The mountainous portions of the country are for the most part in a state of nature, being covered with trees, and with brushwood; which in some places is so thick that I had to employ the Indians to cut a way through it with small billhooks which they kept for the purpose. In other parts, the tops of the tall trees form a mass so dense, that no ray ever shines through them. The ground on the sides of these mountains is always in a moist and slimy condition; and is the habitation of millions of leeches. In my first excursion to the mountains I observed the feet and legs of the Indians, who were cutting a path for me, covered with blood, and at first I fancied that they must have wounded themselves with the thorny shrubs which they were cutting. On inquiry, however, I found that it was the leeches that were doing the mischief, and in a very little time I had a good many specimens of their powers upon my own skin. There were two species, one a small linear one, and the other nearly round. "Whenever the former fixed upon the Indians, they invariably pulled it off, but they never interfered with the little round one. I found that the reason for this was, that the latter, if taken off by force, would leave a very painful wound; but that, if allowed to suck until it was full, it would drop off, of its own accord, and leave scarcely a mark; the other species might be taken off with impunity. At first, when they fixed themselves upon me, which they did through my stockings, I set to work to pull them off, without regard to species, although warned by the natives of the impropriety of doing so. In a short time my legs were covered with blood, and the wounds annoyed me with a kind of itching soreness for several days afterwards.
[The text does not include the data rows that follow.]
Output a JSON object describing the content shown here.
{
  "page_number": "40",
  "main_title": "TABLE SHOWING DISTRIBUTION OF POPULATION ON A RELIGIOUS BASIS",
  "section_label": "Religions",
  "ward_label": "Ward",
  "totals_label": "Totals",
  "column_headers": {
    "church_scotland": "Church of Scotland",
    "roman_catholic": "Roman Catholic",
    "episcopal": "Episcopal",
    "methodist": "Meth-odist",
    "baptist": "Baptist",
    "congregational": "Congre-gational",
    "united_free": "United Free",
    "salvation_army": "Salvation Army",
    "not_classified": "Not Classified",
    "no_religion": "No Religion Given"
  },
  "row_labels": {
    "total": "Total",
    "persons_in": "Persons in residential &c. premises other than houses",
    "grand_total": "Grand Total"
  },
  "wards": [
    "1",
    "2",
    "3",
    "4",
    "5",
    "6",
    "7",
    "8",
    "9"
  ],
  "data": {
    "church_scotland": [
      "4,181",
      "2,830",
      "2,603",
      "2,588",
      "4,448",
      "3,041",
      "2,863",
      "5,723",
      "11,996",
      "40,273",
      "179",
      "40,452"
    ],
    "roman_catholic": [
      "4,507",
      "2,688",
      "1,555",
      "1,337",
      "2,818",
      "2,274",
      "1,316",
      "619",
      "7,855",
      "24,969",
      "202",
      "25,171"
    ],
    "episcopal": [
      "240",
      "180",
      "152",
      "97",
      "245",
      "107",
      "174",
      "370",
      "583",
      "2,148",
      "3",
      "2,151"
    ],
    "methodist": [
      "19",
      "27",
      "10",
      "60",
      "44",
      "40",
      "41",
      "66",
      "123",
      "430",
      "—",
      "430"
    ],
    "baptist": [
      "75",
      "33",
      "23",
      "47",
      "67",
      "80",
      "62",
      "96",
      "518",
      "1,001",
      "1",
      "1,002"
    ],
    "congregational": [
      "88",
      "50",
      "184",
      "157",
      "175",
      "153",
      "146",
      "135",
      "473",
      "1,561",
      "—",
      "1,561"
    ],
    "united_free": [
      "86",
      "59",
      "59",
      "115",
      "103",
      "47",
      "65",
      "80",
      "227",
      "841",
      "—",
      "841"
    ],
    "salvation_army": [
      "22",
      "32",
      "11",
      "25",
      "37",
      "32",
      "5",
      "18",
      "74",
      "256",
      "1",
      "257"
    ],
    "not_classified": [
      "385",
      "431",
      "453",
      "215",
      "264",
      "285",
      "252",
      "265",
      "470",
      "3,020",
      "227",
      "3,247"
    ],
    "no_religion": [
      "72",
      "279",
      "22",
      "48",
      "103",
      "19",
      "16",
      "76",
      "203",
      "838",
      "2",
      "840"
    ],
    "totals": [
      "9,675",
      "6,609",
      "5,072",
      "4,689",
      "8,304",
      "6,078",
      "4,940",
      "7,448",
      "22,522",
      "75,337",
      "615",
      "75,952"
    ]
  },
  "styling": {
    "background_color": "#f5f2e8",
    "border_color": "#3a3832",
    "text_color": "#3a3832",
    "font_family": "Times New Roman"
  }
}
With the exception of the Orchids, the Philippines are not very rich in plants of an ornamental kind. As far as I had an opportunity of judging, the vegetation of Luzon bears a great resemblance to the island of Java and the other parts of the Malay Archipelago. The country is, however, very rich in birds and shells, and many of the land species of the latter are extremely valuable. Mr. Cuming, who is well known in this part of the world, made very large collections of them, and has already distributed them over the greater part of Europe and America.